Des vitrines endommagées, le 25 novembre 2018 sur les Champs-Elysées. (FRANCOIS GUILLOT / AFP)

En cette période importante des soldes, les commerçants sont inquiets. Certaines entreprises recourent au chômage technique, et en même temps, selon l’agence de notation Standard and Poor’s, cette crise ne semble pas si grave.

Près de 60.000 salariés au chômage partiel dans 4 000 entreprises, dont un millier de commerces

Ce bilan dressé par Bercy donne déjà une idée assez précise des conséquences de la crise des gilets jaunes. Elles sont surtout négatives dans les PME et en particulier dans la distribution. Les commerçants misent sur les soldes d’hiver pour compenser mais ils ne sont pas certains de renflouer suffisamment leur trésorerie. Dans l'habillement, ils ont déjà constaté une chute de 20% de leur chiffre d'affaire avant Noël et le secteur redoute des dépôts de bilan d'ici quelques mois.  

De son côté, la fédération du commerce et de la distribution estime le manque à gagner à deux milliards d'euros, dont 300 à 500 millions de perte pour la grande distribution. Le Printemps Haussmann par exemple à Paris, sur les grands boulevards, a perdu 7% de chiffre d'affaire sur un an, tandis que la Fnac elle a perdu 45 millions d'euros, soit environ 0,6% de son chiffre d'affaire.  

Enfin, dans l'entourage de certains grands patrons, on s'inquiète surtout des effets de cette crise sur l'image de la France à l'étranger, et donc, sur l’attractivité du pays.   

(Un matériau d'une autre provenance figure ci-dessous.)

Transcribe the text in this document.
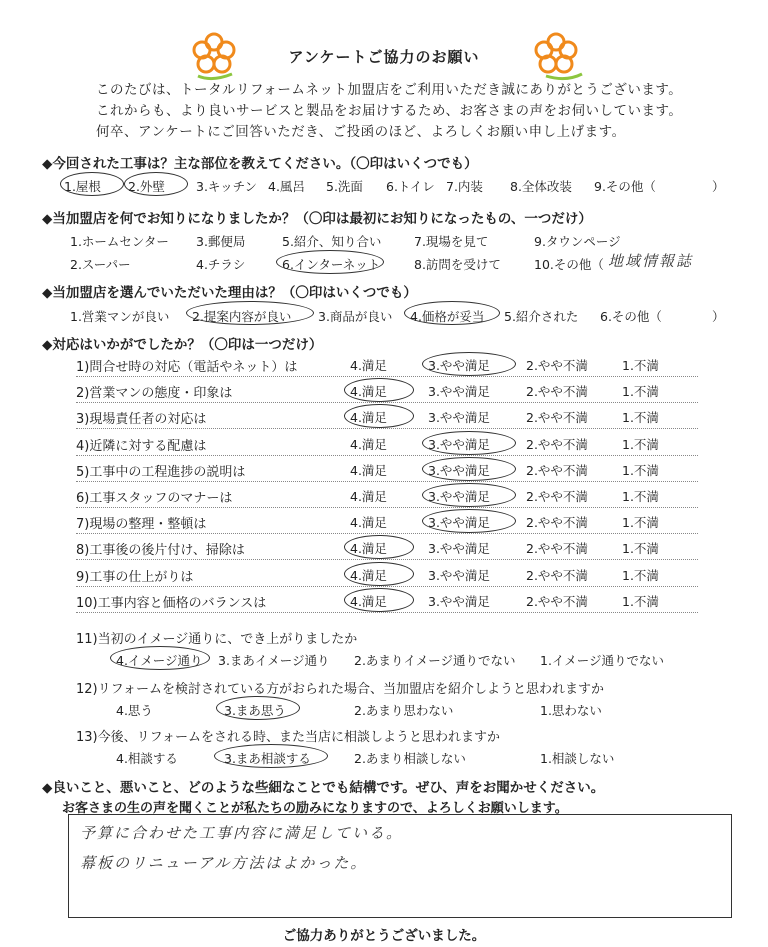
アンケートご協力のお願い
このたびは、トータルリフォームネット加盟店をご利用いただき誠にありがとうございます。
これからも、より良いサービスと製品をお届けするため、お客さまの声をお伺いしています。
何卒、アンケートにご回答いただき、ご投函のほど、よろしくお願い申し上げます。
◆今回された工事は？主な部位を教えてください。（〇印はいくつでも）
1.屋根 2.外壁 3.キッチン 4.風呂 5.洗面 6.トイレ 7.内装 8.全体改装 9.その他（	）
◆当加盟店を何でお知りになりましたか？（〇印は最初にお知りになったもの、一つだけ）
1.ホームセンター 3.郵便局	5.紹介、知り合い	7.現場を見て	9.タウンページ
2.スーパー	4.チラシ	6.インターネット	8.訪問を受けて	10.その他（ 地域情報誌
◆当加盟店を選んでいただいた理由は？（〇印はいくつでも）
1.営業マンが良い 2.提案内容が良い 3.商品が良い 4.価格が妥当 5.紹介された 6.その他（	）
◆対応はいかがでしたか？（〇印は一つだけ）
1)問合せ時の対応（電話やネット）は	4.満足	3.やや満足	2.やや不満	1.不満
2)営業マンの態度・印象は	4.満足	3.やや満足	2.やや不満	1.不満
3)現場責任者の対応は	4.満足	3.やや満足	2.やや不満	1.不満
4)近隣に対する配慮は	4.満足	3.やや満足	2.やや不満	1.不満
5)工事中の工程進捗の説明は	4.満足	3.やや満足	2.やや不満	1.不満
6)工事スタッフのマナーは	4.満足	3.やや満足	2.やや不満	1.不満
7)現場の整理・整頓は	4.満足	3.やや満足	2.やや不満	1.不満
8)工事後の後片付け、掃除は	4.満足	3.やや満足	2.やや不満	1.不満
9)工事の仕上がりは	4.満足	3.やや満足	2.やや不満	1.不満
10)工事内容と価格のバランスは	4.満足	3.やや満足	2.やや不満	1.不満
11)当初のイメージ通りに、でき上がりましたか
4.イメージ通り 3.まあイメージ通り 2.あまりイメージ通りでない 1.イメージ通りでない
12)リフォームを検討されている方がおられた場合、当加盟店を紹介しようと思われますか
4.思う	3.まあ思う	2.あまり思わない	1.思わない
13)今後、リフォームをされる時、また当店に相談しようと思われますか
4.相談する	3.まあ相談する	2.あまり相談しない	1.相談しない
◆良いこと、悪いこと、どのような些細なことでも結構です。ぜひ、声をお聞かせください。
お客さまの生の声を聞くことが私たちの励みになりますので、よろしくお願いします。
予算に合わせた工事内容に満足している。
幕板のリニューアル方法はよかった。
ご協力ありがとうございました。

"Moins de nuages dans le ciel français en 2019"

Et en même temps, l’agence de notation Standard and Poor’s se montre bien moins pessimiste pour 2019, son bilan est plus nuancé. "Non seulement la croissance est stable, le pouvoir d'achat en hausse, de 1,2 à 1,6%, le chômage devrait baisser", mais elle estime aussi que la crise des gilets jaunes "n'a pas forcément un impact aussi négatif qu'on le pense, à court terme".

"Quand il y a un cataclysme, précise Sylvain Broyer, chef économiste pour l’Europe, le Moyen-Orient et l’Afrique, il y a ensuite une phase de reconstruction qui dynamise l'activité, donc attention à ne pas être trop pessimiste à court terme, cela peut même être positif", prévient-il !  

Des interrogations dans le monde de la finance  

En revanche, à plus long terme, cette agence de notation estime qu’il ne faudrait pas que ce mouvement des gilets jaunes freine le train des réformes annoncées par Emmanuel Macron. 

Cette agence tient beaucoup en particulier à la réforme de l'assurance-chômage qui devrait avoir un "impact clé sur la croissance et sur la capacité de la France à créer des emplois" selon Sylvain Broyer. 2019 est une année de transition pour cette agence de notation et la crise des gilets jaunes ne devrait pas dégrader la note de la France. Voilà de quoi rassurer certains investisseurs.  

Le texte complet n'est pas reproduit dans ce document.